New words: on the land, in the air, on the water, in the water, in space 

Reader sentence example: I see a car on the land, I see a helicopter in the air, I see a ship on the water.

Structure = (subject + verb) + (prep + noun) + (new prep+ new noun)

Structure = (week 2) + (week 1) + (week 3)


Week 4 Reader D

New words: fast, long, big, slow, powerful, weird

Reader sentence examples: I see a fast car on the land, I see a big submarine in the water, I see a small boat on the water.

Structure = (subject+ verb) + (adjective) + (prep + noun) + (prep + noun)

Structure = (week 2) + (week 4) + (week 1) + (week 3)


Weekly teaching goals:

Monthly unit exposure

Each student will have 1 individual/ small group lesson a week lasting around 20 minutes, and two 30-minute large group classes with about 16 students altogether. 

Their exposure to the unit will be approximately 1 hour 20 minutes a week and 5 hours 20 minutes over the month-long unit.


The weekly lesson activities:

Every learning session throughout the week - both individual and group sessions - will have a short, guided reading session to expose them to as much of the target sentence building as possible, the remainder of the lesson will use other activities/games/songs/ to support the unit.

Small group/individual activities (approximately 20 minutes)


 Video examples of Reader practice


Video examples of small group game and activities


 Large group class lesson example (30 minutes a lesson)

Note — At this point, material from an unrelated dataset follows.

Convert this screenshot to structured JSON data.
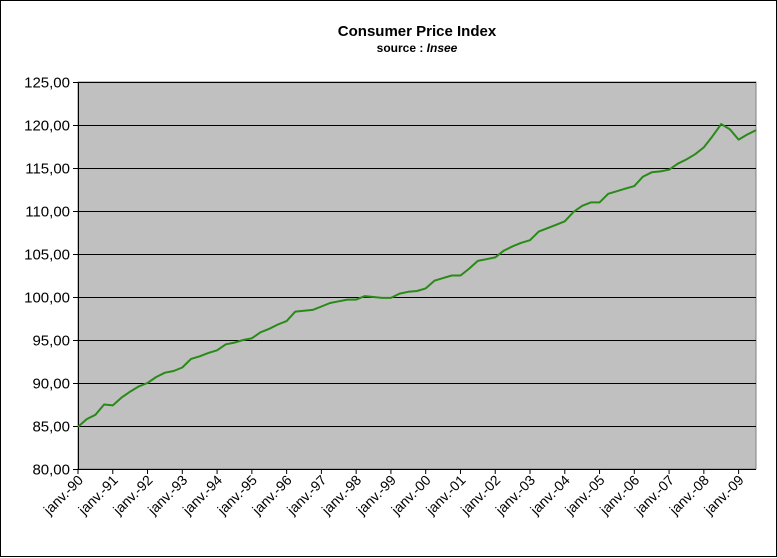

Large Lesson Group Game Videos from the month 


Transportation Results after a month.

 The results were very positive.

Here is a table showing the level the students reached after a month. To achieve a level, students need to be able to show for listening or say at least eight of the target sentences for speaking of that level without any help. 

Out of the first group - the complete beginners - most knew and correctly pronounced at least 10 of the vocabulary words by themselves without any assistance. Four still need quite a bit of help pronouncing the majority of the vocabulary. Most are confident speaking the sentences from level B. All of them understood aurally what is being said in Levels C and D (in the air, in the water, fast, powerful..etc), and a few got quite capable of using adjectives correctly from level D, although they do often need prompting and support speaking levels C and D.

 Of the students who already had some prior knowledge of a few of the vocabulary words before the unit, most correctly pronounced all of the 16 vocabulary words, although there sometimes were one or two vocabulary words they needed some prompts to remember. Most quickly picked up level B and the sentence pattern. Like the complete beginner group, they needed some guidance as they sometimes mix up land, air, and water, when practicing Level C, but a few were quite capable of using Level C and D. 

The higher-level group picked up all the vocabulary over the month and reached a good understanding and used Level D relatively consistently. They seemed to enjoy experimenting and expanding the sentence structure further, substituting different vocabulary, adjectives, and prepositions from outside the unit into the sentence structure.

Overall, the structure and unit worked well. I am more than happy with the progress as every student throughout the month improved, showed confidence, and was motivated to learn. The structure and ease of differentiation for all levels gave something for everyone and also made it attainable and understandable for all students, thus increasing motivation, enjoyment and confidence to learn.  This in turn helped all students speak more which of course helped improve their rate of progress, pronunciation and general English ability. Every age and ability had some aspect that was challenging useful and interesting for them and overall I am more than happy with the structure and how it helped make the learning and teaching more enjoyable and rewarding.